不安な気持ちや混乱があっても、段階的に必要な対応を進めていくことで、感情も次第に整っていきます。

「迷ってしまう」「悩む」タイミングで相談を

自分だけでの対応に行き詰まりを感じたり、親族間で合意できないときは、できる限り早く専門家の意見を聞くことで無用な争いを回避することができます。

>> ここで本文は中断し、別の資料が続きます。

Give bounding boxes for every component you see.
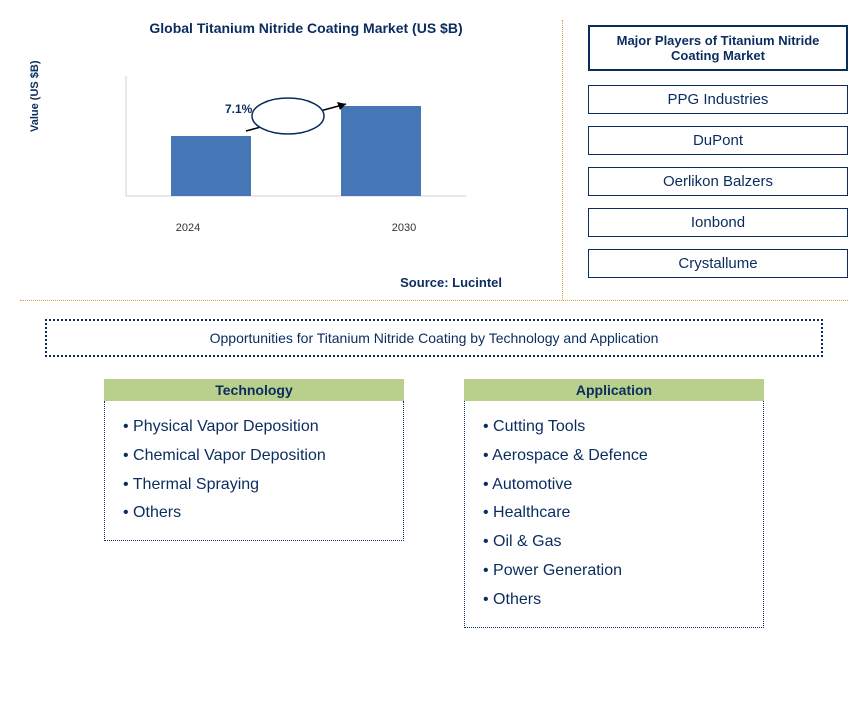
- tech-item: Physical Vapor Deposition: [119, 413, 399, 442]
- app-item: Power Generation: [479, 557, 759, 586]
- growth-ellipse: [252, 98, 324, 134]
- x-label-1: 2030: [296, 222, 512, 234]
- chart-title: Global Titanium Nitride Coating Market (…: [60, 20, 552, 36]
- y-axis-label: Value (US $B): [29, 60, 41, 132]
- player-item: Ionbond: [588, 208, 848, 237]
- player-item: PPG Industries: [588, 85, 848, 114]
- bar-2024: [171, 136, 251, 196]
- app-item: Others: [479, 586, 759, 615]
- bar-chart-svg: [80, 76, 512, 216]
- major-players-area: Major Players of Titanium Nitride Coatin…: [563, 20, 848, 300]
- app-item: Automotive: [479, 471, 759, 500]
- technology-body: Physical Vapor Deposition Chemical Vapor…: [104, 401, 404, 541]
- top-section: Global Titanium Nitride Coating Market (…: [20, 20, 848, 300]
- application-header: Application: [464, 379, 764, 401]
- application-body: Cutting Tools Aerospace & Defence Automo…: [464, 401, 764, 628]
- growth-rate-label: 7.1%: [225, 102, 252, 116]
- technology-header: Technology: [104, 379, 404, 401]
- x-label-0: 2024: [80, 222, 296, 234]
- tech-item: Thermal Spraying: [119, 471, 399, 500]
- app-item: Aerospace & Defence: [479, 442, 759, 471]
- app-item: Cutting Tools: [479, 413, 759, 442]
- bar-2030: [341, 106, 421, 196]
- chart-wrap: Value (US $B) 7.1%: [80, 76, 512, 216]
- player-item: Oerlikon Balzers: [588, 167, 848, 196]
- chart-area: Global Titanium Nitride Coating Market (…: [20, 20, 563, 300]
- app-item: Healthcare: [479, 499, 759, 528]
- source-label: Source: Lucintel: [400, 275, 502, 290]
- app-item: Oil & Gas: [479, 528, 759, 557]
- player-item: Crystallume: [588, 249, 848, 278]
- application-column: Application Cutting Tools Aerospace & De…: [464, 379, 764, 628]
- opportunities-title: Opportunities for Titanium Nitride Coati…: [45, 319, 823, 357]
- tech-item: Others: [119, 499, 399, 528]
- horizontal-divider: [20, 300, 848, 301]
- player-item: DuPont: [588, 126, 848, 155]
- players-title: Major Players of Titanium Nitride Coatin…: [588, 25, 848, 71]
- infographic-container: Global Titanium Nitride Coating Market (…: [0, 0, 868, 703]
- opportunity-columns: Technology Physical Vapor Deposition Che…: [20, 379, 848, 628]
- x-axis-labels: 2024 2030: [80, 222, 512, 234]
- tech-item: Chemical Vapor Deposition: [119, 442, 399, 471]
- technology-column: Technology Physical Vapor Deposition Che…: [104, 379, 404, 628]
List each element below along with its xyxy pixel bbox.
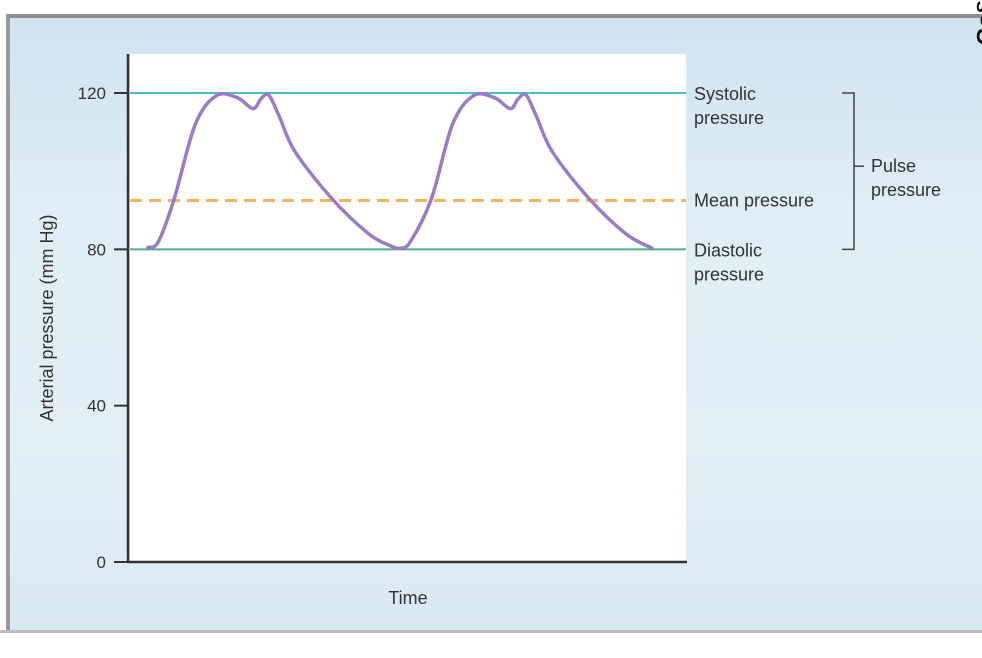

申請を間違ってしまうと、後戻りできない結果につながることもあるため、注意深い対応が必要です。

後を継ぐ人に面倒を残さないための事前の対策も大切

相続の対応を終えたのちは、自らの死後の相続を意識するきっかけにもなるでしょう。

  • エンディングノートの作成
  • 生前贈与や遺言の作成準備
  • 財産の整理と書き出し

事前に準備しておくことで、家族が手続きをスムーズに行えるようになります。


よくある質問(FAQ)

Q.金沢市での相続に関する手続きはどこから着手すればいい?

最初に死亡届の手続きを行いましょう。

その後、遺言書の存在をチェックし、相続人を確定するために戸籍を集めましょう。

各種手続きはステップを追って進めると混乱を防げます。

Q.相続を放棄するためのタイムリミットを超えたけど、どうすれば?

原則として3ヶ月の期限を過ぎると相続放棄は認められません

例外的に相続を知った時期が後になっていれば認められることもあるため、すぐに家庭裁判所に相談を。

Q.相続関係者に連絡が取れないときは?

相続人全員が協議に参加できないと遺産分割協議は成立しません。

家庭裁判所へ不在者財産管理人の選任を申し立てることで対応できるケースもあります。

Q.銀行預金の引き出しはいつからできる?

死去後すぐに、預金は凍結されます。

決められた相続に関する手続きが完了しないと原則として引き出せません。

いくつかの銀行では相続専用口座などを使えば一部資金の引き出しが可能なこともあります。

Q.戸籍関係書類はどこまでさかのぼって収集する必要がある?

亡くなった方の出生時から死去時までの戸籍が必要です。

改製原戸籍や除籍謄本など多様な戸籍を集めることになるため、早めに準備しておきましょう。